There is another side to this light hearted atmosphere. Many of the runners are wearing blue and yellow ribbons in memorial of the Boston Marathon Explosion victims, where three people were killed and 160 were injured when two bombs were detonated near the finish line. There is an increased police presence at the race where more than 2,700 people registered with over 2446 crossing the finishing line. Jane
MCPD Officer Rebecca Innocenti says it was just a precaution and there was no immediate danger or any threats made against the runners.
“We are not here because there is any perceived threat but because we do realize that people are concerned because of what happened in Boston and we will do our due diligence to create a safe running environment,” said Officer Innocenti.
Organizer Jane Arthur says registration did not taper after the April 16 attacks.
“Runners are resilient and you keep running regardless. It’s senseless and horrible, but we keep on running regardless.

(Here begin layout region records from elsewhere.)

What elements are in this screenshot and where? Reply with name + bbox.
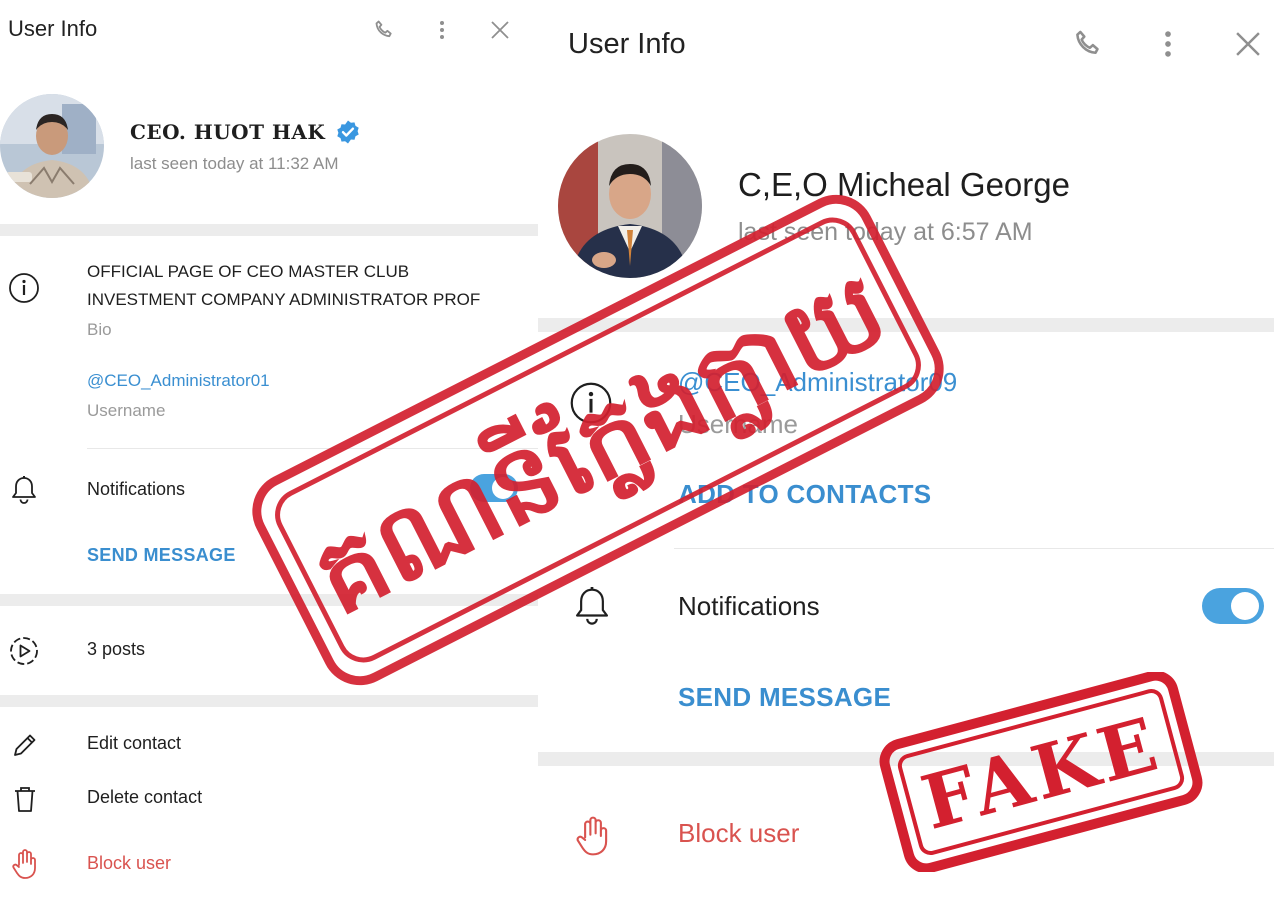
right-avatar[interactable] <box>558 134 702 278</box>
right-header: User Info <box>538 0 1274 80</box>
hand-block-icon <box>10 848 40 880</box>
bell-icon <box>570 584 614 628</box>
row-divider <box>87 448 538 449</box>
left-display-name: CEO. HUOT HAK <box>130 120 326 144</box>
left-notifications-label: Notifications <box>87 479 186 499</box>
right-user-info-panel: User Info C,E,O Micheal George last seen… <box>538 0 1274 900</box>
delete-contact-button[interactable]: Delete contact <box>87 787 202 808</box>
left-avatar[interactable] <box>0 94 104 198</box>
stories-play-icon <box>8 635 40 667</box>
info-icon <box>568 380 614 426</box>
right-block-user-button[interactable]: Block user <box>678 818 799 849</box>
bio-line-2: INVESTMENT COMPANY ADMINISTRATOR PROF <box>87 290 481 309</box>
left-header-title: User Info <box>8 16 98 41</box>
left-header: User Info <box>0 0 538 58</box>
more-vertical-icon[interactable] <box>428 16 456 44</box>
trash-icon <box>10 784 40 814</box>
left-username-link[interactable]: @CEO_Administrator01 <box>87 371 270 391</box>
left-last-seen: last seen today at 11:32 AM <box>130 154 339 173</box>
bell-icon <box>8 474 40 506</box>
section-divider <box>0 224 538 236</box>
left-user-info-panel: User Info CEO. HUOT HAK last seen today … <box>0 0 538 900</box>
edit-contact-button[interactable]: Edit contact <box>87 733 181 754</box>
row-divider <box>674 548 1274 549</box>
close-icon[interactable] <box>1228 24 1268 64</box>
verified-badge-icon <box>335 119 361 145</box>
phone-icon[interactable] <box>370 16 398 44</box>
section-divider <box>538 318 1274 332</box>
close-icon[interactable] <box>486 16 514 44</box>
right-notifications-label: Notifications <box>678 591 820 621</box>
right-notifications-toggle[interactable] <box>1202 588 1264 624</box>
section-divider <box>538 752 1274 766</box>
left-send-message-button[interactable]: SEND MESSAGE <box>87 545 236 566</box>
left-name-row: CEO. HUOT HAK <box>130 118 361 146</box>
right-display-name: C,E,O Micheal George <box>738 166 1070 203</box>
pencil-icon <box>10 730 40 760</box>
add-to-contacts-button[interactable]: ADD TO CONTACTS <box>678 479 931 510</box>
left-notifications-toggle[interactable] <box>470 474 518 502</box>
posts-count[interactable]: 3 posts <box>87 639 145 660</box>
right-username-label: Username <box>678 409 798 439</box>
section-divider <box>0 695 538 707</box>
right-send-message-button[interactable]: SEND MESSAGE <box>678 682 891 713</box>
bio-line-1: OFFICIAL PAGE OF CEO MASTER CLUB <box>87 262 410 281</box>
right-last-seen: last seen today at 6:57 AM <box>738 218 1033 246</box>
left-username-label: Username <box>87 401 166 420</box>
info-icon <box>8 272 40 304</box>
bio-label: Bio <box>87 320 112 339</box>
phone-icon[interactable] <box>1068 24 1108 64</box>
more-vertical-icon[interactable] <box>1148 24 1188 64</box>
right-header-title: User Info <box>568 28 686 60</box>
hand-block-icon <box>572 814 614 858</box>
right-username-link[interactable]: @CEO_Administrator09 <box>678 367 957 398</box>
section-divider <box>0 594 538 606</box>
left-block-user-button[interactable]: Block user <box>87 853 171 874</box>
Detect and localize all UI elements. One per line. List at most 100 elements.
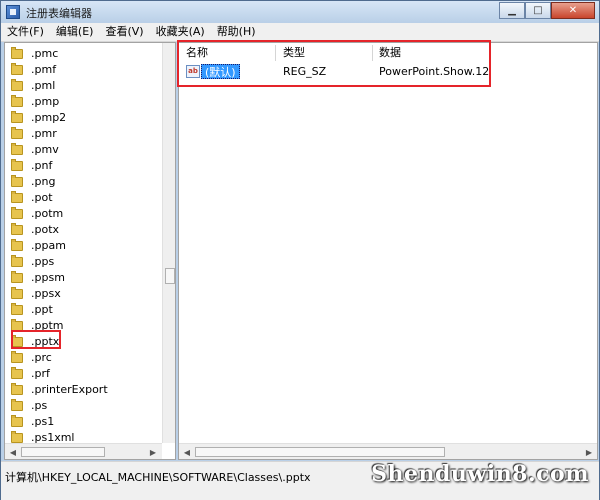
title-bar[interactable]: 注册表编辑器 ▁ □ ✕	[1, 1, 599, 23]
tree-item-label: .ppsm	[31, 271, 65, 284]
scroll-left-arrow-icon[interactable]: ◀	[180, 445, 194, 459]
folder-icon	[11, 95, 23, 107]
tree-item-label: .pmp2	[31, 111, 67, 124]
tree-item-label: .pmc	[31, 47, 59, 60]
tree-item[interactable]: .ppsm	[11, 270, 65, 286]
folder-icon	[11, 79, 23, 91]
folder-icon	[11, 383, 23, 395]
tree-item-label: .pml	[31, 79, 56, 92]
folder-icon	[11, 127, 23, 139]
folder-icon	[11, 415, 23, 427]
column-header-name[interactable]: 名称	[179, 45, 275, 61]
tree-item[interactable]: .ppam	[11, 238, 66, 254]
value-name[interactable]: (默认)	[201, 64, 240, 79]
tree-horizontal-scroll-thumb[interactable]	[21, 447, 105, 457]
tree-item[interactable]: .pmp2	[11, 110, 66, 126]
folder-icon	[11, 335, 23, 347]
values-pane[interactable]: 名称 类型 数据 ab (默认) REG_SZ PowerPoint.Show.…	[178, 42, 598, 460]
tree-item[interactable]: .prc	[11, 350, 52, 366]
tree-item-label: .ppam	[31, 239, 66, 252]
scroll-right-arrow-icon[interactable]: ▶	[146, 445, 160, 459]
tree-item[interactable]: .pot	[11, 190, 53, 206]
folder-icon	[11, 143, 23, 155]
minimize-button[interactable]: ▁	[499, 2, 525, 19]
tree-item-label: .pmf	[31, 63, 57, 76]
folder-icon	[11, 319, 23, 331]
tree-item-label: .png	[31, 175, 56, 188]
tree-item-label: .prc	[31, 351, 52, 364]
close-button[interactable]: ✕	[551, 2, 595, 19]
tree-item[interactable]: .potx	[11, 222, 59, 238]
tree-item[interactable]: .pml	[11, 78, 55, 94]
tree-item-label: .pmp	[31, 95, 60, 108]
folder-icon	[11, 367, 23, 379]
watermark: Shenduwin8.com	[371, 461, 589, 487]
tree-item[interactable]: .pptm	[11, 318, 64, 334]
folder-icon	[11, 63, 23, 75]
folder-icon	[11, 175, 23, 187]
tree-horizontal-scrollbar[interactable]: ◀ ▶	[5, 443, 162, 459]
close-icon: ✕	[568, 5, 578, 16]
tree-item[interactable]: .png	[11, 174, 55, 190]
tree-item[interactable]: .potm	[11, 206, 63, 222]
registry-editor-window: 注册表编辑器 ▁ □ ✕ 文件(F) 编辑(E) 查看(V) 收藏夹(A) 帮助…	[0, 0, 600, 500]
menu-edit[interactable]: 编辑(E)	[50, 23, 100, 41]
folder-icon	[11, 431, 23, 443]
tree-item[interactable]: .ps1	[11, 414, 54, 430]
tree-item[interactable]: .prf	[11, 366, 50, 382]
folder-icon	[11, 271, 23, 283]
folder-icon	[11, 287, 23, 299]
tree-item-label: .pot	[31, 191, 53, 204]
tree-item-label: .printerExport	[31, 383, 108, 396]
maximize-button[interactable]: □	[525, 2, 551, 19]
value-data: PowerPoint.Show.12	[379, 65, 490, 78]
tree-item[interactable]: .pmp	[11, 94, 59, 110]
folder-icon	[11, 239, 23, 251]
scroll-left-arrow-icon[interactable]: ◀	[6, 445, 20, 459]
tree-item[interactable]: .ps	[11, 398, 47, 414]
column-header-data[interactable]: 数据	[372, 45, 552, 61]
tree-item-label: .pmr	[31, 127, 57, 140]
folder-icon	[11, 255, 23, 267]
tree-item-label: .ppsx	[31, 287, 61, 300]
regedit-app-icon	[6, 5, 20, 19]
folder-icon	[11, 191, 23, 203]
key-tree-pane[interactable]: .pmc .pmf .pml .pmp .pmp2 .pmr .pmv .pnf .png .po…	[4, 42, 176, 460]
menu-file[interactable]: 文件(F)	[1, 23, 50, 41]
tree-item[interactable]: .printerExport	[11, 382, 108, 398]
tree-item[interactable]: .pmf	[11, 62, 56, 78]
tree-item-label: .pnf	[31, 159, 53, 172]
tree-item[interactable]: .ppt	[11, 302, 53, 318]
tree-item-label: .ppt	[31, 303, 53, 316]
tree-item[interactable]: .pmc	[11, 46, 58, 62]
tree-vertical-scroll-thumb[interactable]	[165, 268, 175, 284]
value-type: REG_SZ	[283, 65, 327, 78]
folder-icon	[11, 399, 23, 411]
folder-icon	[11, 159, 23, 171]
column-header-type[interactable]: 类型	[276, 45, 372, 61]
folder-icon	[11, 111, 23, 123]
values-horizontal-scrollbar[interactable]: ◀ ▶	[179, 443, 597, 459]
scroll-right-arrow-icon[interactable]: ▶	[582, 445, 596, 459]
tree-item-label: .pptx	[31, 335, 60, 348]
tree-item-label: .ps	[31, 399, 48, 412]
tree-item-label: .potm	[31, 207, 64, 220]
menu-help[interactable]: 帮助(H)	[211, 23, 262, 41]
tree-item[interactable]: .pmr	[11, 126, 57, 142]
minimize-icon: ▁	[508, 5, 516, 16]
tree-item-label: .pps	[31, 255, 55, 268]
status-path: 计算机\HKEY_LOCAL_MACHINE\SOFTWARE\Classes\…	[5, 471, 311, 484]
tree-item[interactable]: .pptx	[11, 334, 59, 350]
tree-item[interactable]: .pmv	[11, 142, 59, 158]
tree-item[interactable]: .pps	[11, 254, 54, 270]
values-horizontal-scroll-thumb[interactable]	[195, 447, 445, 457]
tree-item-label: .pptm	[31, 319, 64, 332]
tree-item-label: .potx	[31, 223, 60, 236]
tree-item[interactable]: .ppsx	[11, 286, 61, 302]
menu-view[interactable]: 查看(V)	[99, 23, 149, 41]
tree-item-label: .prf	[31, 367, 50, 380]
tree-vertical-scrollbar[interactable]	[162, 43, 175, 443]
menu-favorites[interactable]: 收藏夹(A)	[150, 23, 211, 41]
window-title: 注册表编辑器	[26, 7, 92, 20]
tree-item[interactable]: .pnf	[11, 158, 52, 174]
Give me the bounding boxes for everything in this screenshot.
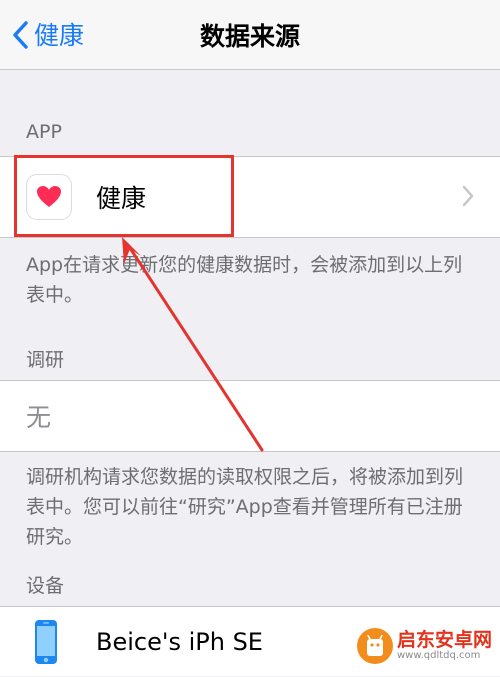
- section-header-research: 调研: [26, 349, 65, 371]
- section-header-devices: 设备: [26, 575, 65, 597]
- annotation-highlight-box: [14, 155, 234, 237]
- annotation-arrow: [122, 237, 264, 452]
- watermark-logo-icon: [356, 628, 393, 664]
- list-item-label: Beice's iPh SE: [96, 628, 263, 656]
- research-list: 无: [0, 380, 500, 452]
- chevron-left-icon: [12, 21, 28, 49]
- section-header-app: APP: [26, 121, 62, 143]
- navigation-bar: 健康 数据来源: [0, 0, 500, 70]
- empty-list-label: 无: [26, 403, 52, 432]
- chevron-right-icon: [462, 185, 474, 211]
- section-footer-app: App在请求更新您的健康数据时，会被添加到以上列表中。: [26, 254, 463, 306]
- back-button-label: 健康: [34, 20, 85, 50]
- back-button[interactable]: 健康: [12, 14, 84, 56]
- watermark: 启东安卓网 www.qdltdq.com: [356, 628, 492, 664]
- iphone-icon: [34, 619, 58, 669]
- watermark-url: www.qdltdq.com: [396, 649, 481, 661]
- section-footer-research: 调研机构请求您数据的读取权限之后，将被添加到列表中。您可以前往“研究”App查看…: [26, 466, 464, 548]
- watermark-title: 启东安卓网: [396, 628, 492, 651]
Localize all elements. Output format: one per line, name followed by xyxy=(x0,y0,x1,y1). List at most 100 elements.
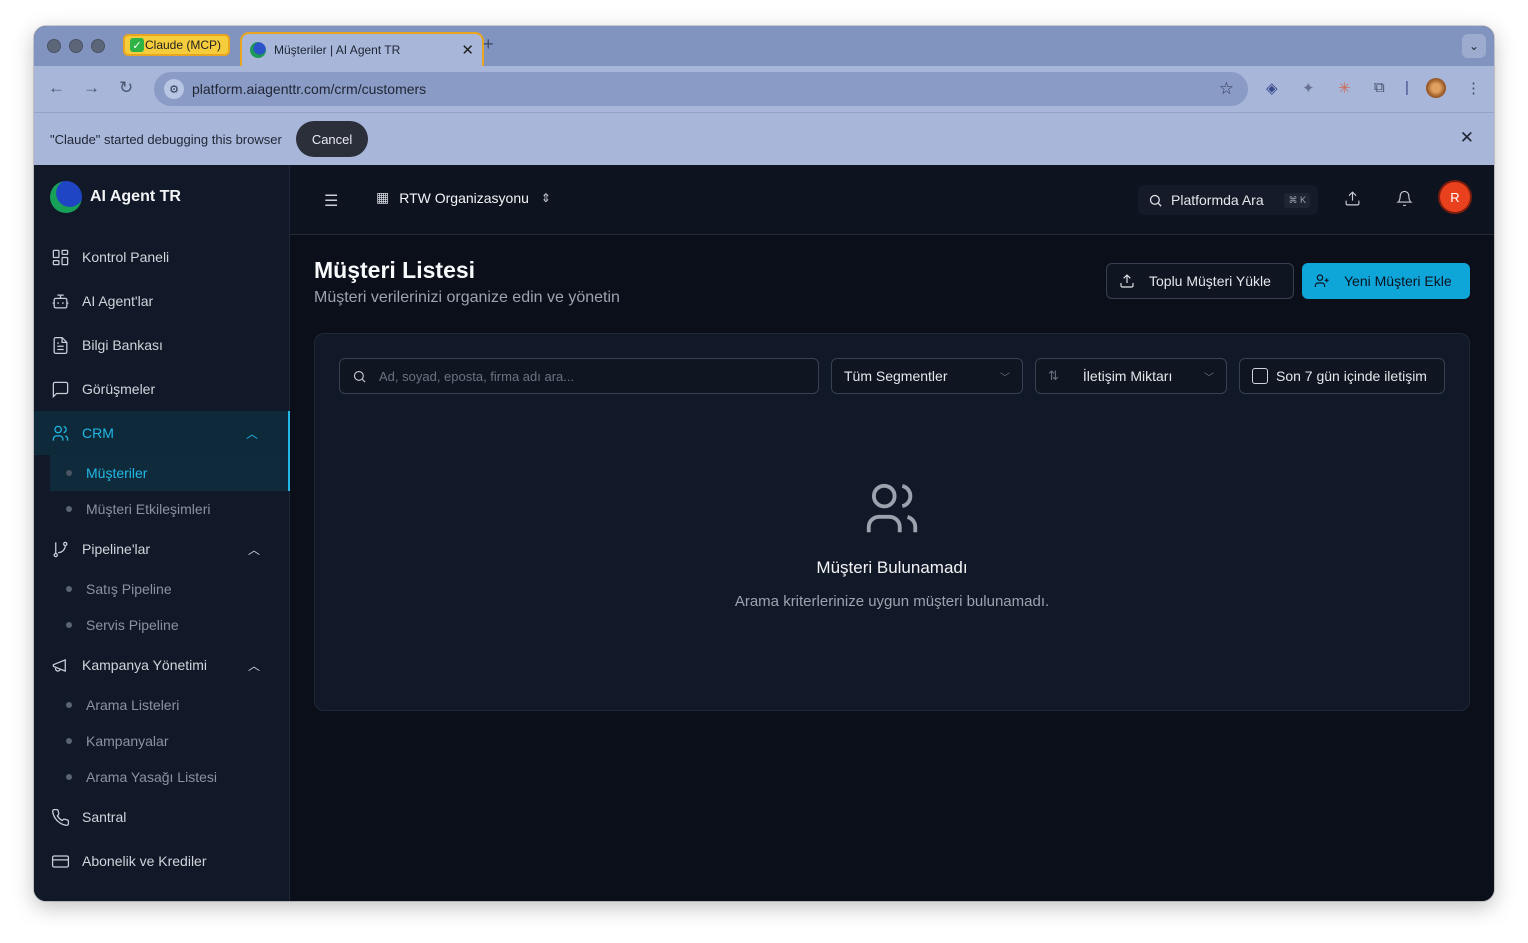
bookmark-star-icon[interactable]: ☆ xyxy=(1219,79,1234,99)
user-avatar[interactable]: R xyxy=(1440,182,1470,212)
sidebar-subitem-do-not-call-list[interactable]: Arama Yasağı Listesi xyxy=(34,759,290,795)
bell-icon[interactable] xyxy=(1396,190,1413,211)
tab-title: Müşteriler | AI Agent TR xyxy=(274,43,401,57)
keyboard-shortcut: ⌘ K xyxy=(1284,192,1310,208)
minimize-window-button[interactable] xyxy=(69,39,83,53)
chevron-down-icon: ⌄ xyxy=(1468,39,1480,53)
close-infobar-icon[interactable]: ✕ xyxy=(1460,128,1474,148)
platform-search-button[interactable]: Platformda Ara ⌘ K xyxy=(1138,185,1318,215)
chevrons-up-down-icon: ⇕ xyxy=(540,190,551,205)
sidebar: AI Agent TR Kontrol Paneli AI Agent'lar … xyxy=(34,165,290,901)
toolbar-divider: | xyxy=(1405,79,1409,96)
git-branch-icon xyxy=(50,539,70,559)
sidebar-subitem-customer-interactions[interactable]: Müşteri Etkileşimleri xyxy=(34,491,290,527)
bulk-upload-button[interactable]: Toplu Müşteri Yükle xyxy=(1106,263,1294,299)
sidebar-item-subscription-credits[interactable]: Abonelik ve Krediler xyxy=(34,839,290,883)
page-title: Müşteri Listesi xyxy=(314,257,476,283)
chevron-up-icon[interactable]: ︿ xyxy=(248,541,260,558)
sort-select[interactable]: ⇅ İletişim Miktarı ﹀ xyxy=(1035,358,1227,394)
close-window-button[interactable] xyxy=(47,39,61,53)
bullet-icon xyxy=(66,738,72,744)
bot-icon xyxy=(50,291,70,311)
bulk-upload-label: Toplu Müşteri Yükle xyxy=(1149,273,1271,289)
upload-icon xyxy=(1119,273,1135,289)
tab-group-claude[interactable]: ✓ Claude (MCP) xyxy=(123,34,231,56)
sidebar-nav: Kontrol Paneli AI Agent'lar Bilgi Bankas… xyxy=(34,235,290,883)
extension-tag-icon[interactable]: ◈ xyxy=(1266,79,1278,97)
sort-arrows-icon: ⇅ xyxy=(1048,368,1059,383)
upload-icon[interactable] xyxy=(1344,190,1361,211)
sidebar-item-label: Bilgi Bankası xyxy=(82,337,163,353)
sidebar-item-label: Pipeline'lar xyxy=(82,541,151,557)
sidebar-subitem-campaigns[interactable]: Kampanyalar xyxy=(34,723,290,759)
url-text[interactable]: platform.aiagenttr.com/crm/customers xyxy=(192,81,1219,97)
sidebar-item-conversations[interactable]: Görüşmeler xyxy=(34,367,290,411)
site-info-icon[interactable]: ⚙ xyxy=(164,79,184,99)
address-bar[interactable]: ⚙ platform.aiagenttr.com/crm/customers ☆ xyxy=(154,72,1248,106)
bullet-icon xyxy=(66,702,72,708)
chevron-down-icon: ﹀ xyxy=(1204,372,1214,384)
forward-button[interactable]: → xyxy=(83,78,100,98)
sidebar-item-campaign-management[interactable]: Kampanya Yönetimi ︿ xyxy=(34,643,290,687)
sidebar-subitem-label: Satış Pipeline xyxy=(86,581,172,597)
sidebar-item-pipelines[interactable]: Pipeline'lar ︿ xyxy=(34,527,290,571)
chevron-up-icon[interactable]: ︿ xyxy=(246,425,258,442)
cancel-debugging-button[interactable]: Cancel xyxy=(295,121,369,157)
sidebar-item-knowledge-base[interactable]: Bilgi Bankası xyxy=(34,323,290,367)
back-button[interactable]: ← xyxy=(48,78,65,98)
more-menu-icon[interactable]: ⋮ xyxy=(1466,79,1481,97)
sidebar-subitem-label: Arama Yasağı Listesi xyxy=(86,769,217,785)
customer-list-card: Ad, soyad, eposta, firma adı ara... Tüm … xyxy=(314,333,1470,711)
profile-avatar[interactable] xyxy=(1426,78,1446,98)
tab-search-button[interactable]: ⌄ xyxy=(1462,34,1486,58)
sidebar-item-label: Kontrol Paneli xyxy=(82,249,170,265)
chevron-up-icon[interactable]: ︿ xyxy=(248,657,260,674)
add-customer-button[interactable]: Yeni Müşteri Ekle xyxy=(1302,263,1470,299)
tab-active[interactable]: Müşteriler | AI Agent TR ✕ xyxy=(240,32,484,66)
extension-claude-icon[interactable]: ✳ xyxy=(1338,79,1351,97)
customer-search-input[interactable]: Ad, soyad, eposta, firma adı ara... xyxy=(339,358,819,394)
bullet-icon xyxy=(66,622,72,628)
sidebar-subitem-sales-pipeline[interactable]: Satış Pipeline xyxy=(34,571,290,607)
menu-toggle-icon[interactable]: ☰ xyxy=(324,191,338,211)
brand[interactable]: AI Agent TR xyxy=(50,181,181,213)
close-tab-icon[interactable]: ✕ xyxy=(461,41,474,59)
sidebar-subitem-service-pipeline[interactable]: Servis Pipeline xyxy=(34,607,290,643)
top-bar: ☰ ▦ RTW Organizasyonu ⇕ Platformda Ara ⌘… xyxy=(290,165,1494,235)
segment-select[interactable]: Tüm Segmentler ﹀ xyxy=(831,358,1023,394)
platform-search-label: Platformda Ara xyxy=(1171,192,1264,208)
sidebar-subitem-label: Müşteriler xyxy=(86,465,148,481)
app: AI Agent TR Kontrol Paneli AI Agent'lar … xyxy=(34,165,1494,901)
sidebar-item-dashboard[interactable]: Kontrol Paneli xyxy=(34,235,290,279)
bullet-icon xyxy=(66,774,72,780)
sidebar-subitem-customers[interactable]: Müşteriler xyxy=(50,455,290,491)
maximize-window-button[interactable] xyxy=(91,39,105,53)
browser-toolbar: ← → ↻ ⚙ platform.aiagenttr.com/crm/custo… xyxy=(34,66,1494,112)
sidebar-item-switchboard[interactable]: Santral xyxy=(34,795,290,839)
sidebar-subitem-call-lists[interactable]: Arama Listeleri xyxy=(34,687,290,723)
page-subtitle: Müşteri verilerinizi organize edin ve yö… xyxy=(314,289,620,306)
message-square-icon xyxy=(50,379,70,399)
empty-state-title: Müşteri Bulunamadı xyxy=(816,558,968,577)
recent-contact-filter[interactable]: Son 7 gün içinde iletişim xyxy=(1239,358,1445,394)
megaphone-icon xyxy=(50,655,70,675)
sidebar-item-label: Abonelik ve Krediler xyxy=(82,853,207,869)
sidebar-subitem-label: Kampanyalar xyxy=(86,733,169,749)
sidebar-item-ai-agents[interactable]: AI Agent'lar xyxy=(34,279,290,323)
recent-contact-checkbox[interactable] xyxy=(1252,368,1268,384)
sidebar-item-crm[interactable]: CRM ︿ xyxy=(34,411,290,455)
sidebar-subitem-label: Müşteri Etkileşimleri xyxy=(86,501,211,517)
extension-puzzle-icon[interactable]: ✦ xyxy=(1302,79,1315,97)
search-placeholder: Ad, soyad, eposta, firma adı ara... xyxy=(379,368,575,384)
new-tab-button[interactable]: + xyxy=(483,34,494,55)
organization-switcher[interactable]: ▦ RTW Organizasyonu ⇕ xyxy=(376,189,551,206)
reload-button[interactable]: ↻ xyxy=(119,78,133,98)
add-customer-label: Yeni Müşteri Ekle xyxy=(1344,273,1452,289)
debugging-infobar: "Claude" started debugging this browser … xyxy=(34,112,1494,165)
extensions-icon[interactable]: ⧉ xyxy=(1374,79,1385,96)
debugging-message: "Claude" started debugging this browser xyxy=(50,131,282,147)
sidebar-subitem-label: Servis Pipeline xyxy=(86,617,179,633)
chevron-down-icon: ﹀ xyxy=(1000,372,1010,384)
sidebar-subitem-label: Arama Listeleri xyxy=(86,697,180,713)
building-icon: ▦ xyxy=(376,189,390,205)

If you ask most runners, they say the people who are directly affected by it would want everyone to keep on running,” said Arthur.
Girma Gebre,22 of New York City, NY. took first place overall with a time of 28:23 and Jane Murage,25 of Royersford, PA took first place for the women with a time of 32:20.
Mulugeta Weneimu, 28, of Silver Spring was the first person from Montgomery County to cross the finish line.
Arthur says the reconfiguration of White Flint Mall into an outdoor shopping center will have more of an effect on future Pike Peak’s races than the bombings.
“I don’t see any huge changes because of that but I see changes because of where we end and White Flint is coming down. With security, I don’t see any huge changes with that. As far as whether this will affect races, I think it will definitely affect races because there are a massive number of people congregating in one place,” said Arthur.